121. Aggregator-Based Local Energy Markets and Congestion Management

Invited abstract in session TD-9: Optimization in Energy Infrastructure Planning, stream Energy and Sustainability.

Thursday, 14:30-16:00
Room: H15

Authors (first author is the speaker)

1. Kai Hoth
Institute for Operations Research and Information Systems, Hamburg University of Technology (TUHH)
2. Kathrin Fischer
Institute for Operations Research and Information Systems, Hamburg University of Technology (TUHH)

Abstract

In this work, a day-ahead process for a local energy market is developed, allowing aggregators to trade energy on behalf of communities of prosumer households. This process is based on a MILP model that optimizes an aggregator’s decisions regarding the deployment of the households’ various flexible energy resources while considering multiple trading options, including a local market. The day-ahead local market operates through iterative bidding phases, during which matching bids are fixed and local prices are adjusted according to supply and demand.

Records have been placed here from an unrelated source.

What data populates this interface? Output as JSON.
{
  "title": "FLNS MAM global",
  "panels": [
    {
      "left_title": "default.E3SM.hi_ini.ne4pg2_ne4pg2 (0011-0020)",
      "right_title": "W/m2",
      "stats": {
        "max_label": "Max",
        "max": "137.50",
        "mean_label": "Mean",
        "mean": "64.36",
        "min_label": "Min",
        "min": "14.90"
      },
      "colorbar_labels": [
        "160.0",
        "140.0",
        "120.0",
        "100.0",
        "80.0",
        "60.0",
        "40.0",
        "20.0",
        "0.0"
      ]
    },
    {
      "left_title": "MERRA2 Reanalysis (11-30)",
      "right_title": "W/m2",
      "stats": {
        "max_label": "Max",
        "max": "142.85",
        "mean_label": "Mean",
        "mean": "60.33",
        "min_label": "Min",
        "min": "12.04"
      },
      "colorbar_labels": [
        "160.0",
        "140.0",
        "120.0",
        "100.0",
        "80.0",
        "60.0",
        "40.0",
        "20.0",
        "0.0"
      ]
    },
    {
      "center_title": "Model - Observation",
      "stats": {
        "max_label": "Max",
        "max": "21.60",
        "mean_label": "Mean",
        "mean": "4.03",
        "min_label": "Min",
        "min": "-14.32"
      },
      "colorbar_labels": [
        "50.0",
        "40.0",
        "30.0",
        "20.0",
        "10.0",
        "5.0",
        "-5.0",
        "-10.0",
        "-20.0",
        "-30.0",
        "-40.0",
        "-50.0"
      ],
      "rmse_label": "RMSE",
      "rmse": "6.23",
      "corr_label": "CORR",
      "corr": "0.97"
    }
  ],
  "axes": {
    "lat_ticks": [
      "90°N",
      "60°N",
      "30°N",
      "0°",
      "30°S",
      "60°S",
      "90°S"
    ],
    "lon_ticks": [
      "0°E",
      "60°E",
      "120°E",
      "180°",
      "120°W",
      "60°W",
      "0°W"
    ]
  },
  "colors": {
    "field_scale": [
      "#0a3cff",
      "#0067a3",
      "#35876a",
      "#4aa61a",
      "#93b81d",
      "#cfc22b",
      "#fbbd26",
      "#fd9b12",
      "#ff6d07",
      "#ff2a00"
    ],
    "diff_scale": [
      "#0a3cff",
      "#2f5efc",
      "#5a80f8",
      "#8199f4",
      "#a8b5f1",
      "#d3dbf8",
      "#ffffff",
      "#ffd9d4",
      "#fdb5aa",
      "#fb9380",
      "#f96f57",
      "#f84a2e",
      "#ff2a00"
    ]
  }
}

The objective of these iterations is to incentivize high local trading volumes, thereby exploiting the potential for local energy exchange.

The process is applied in a case study with ten aggregators that manage a total of 111 households. Characteristic summer and winter days are selected to represent a range of external conditions. Furthermore, two distinct configurations for the assignment of households to aggregators are compared. The results show that both external conditions and aggregator configurations influence local trading potential, which is highest when aggregators are assigned dissimilar household configurations and external conditions result in a nearly balanced local energy supply and demand. Extreme conditions like high heating loads due to low ambient temperatures cause an imbalance between demand and supply that inhibits local trading.

Additional analyses explore market interventions through targeted price adjustments as a means of congestion management. Four intervention schemes are tested in multiple variants. The most effective of these schemes reduces power line overloads by approximately 8 %, demonstrating that local market interventions can support congestion management.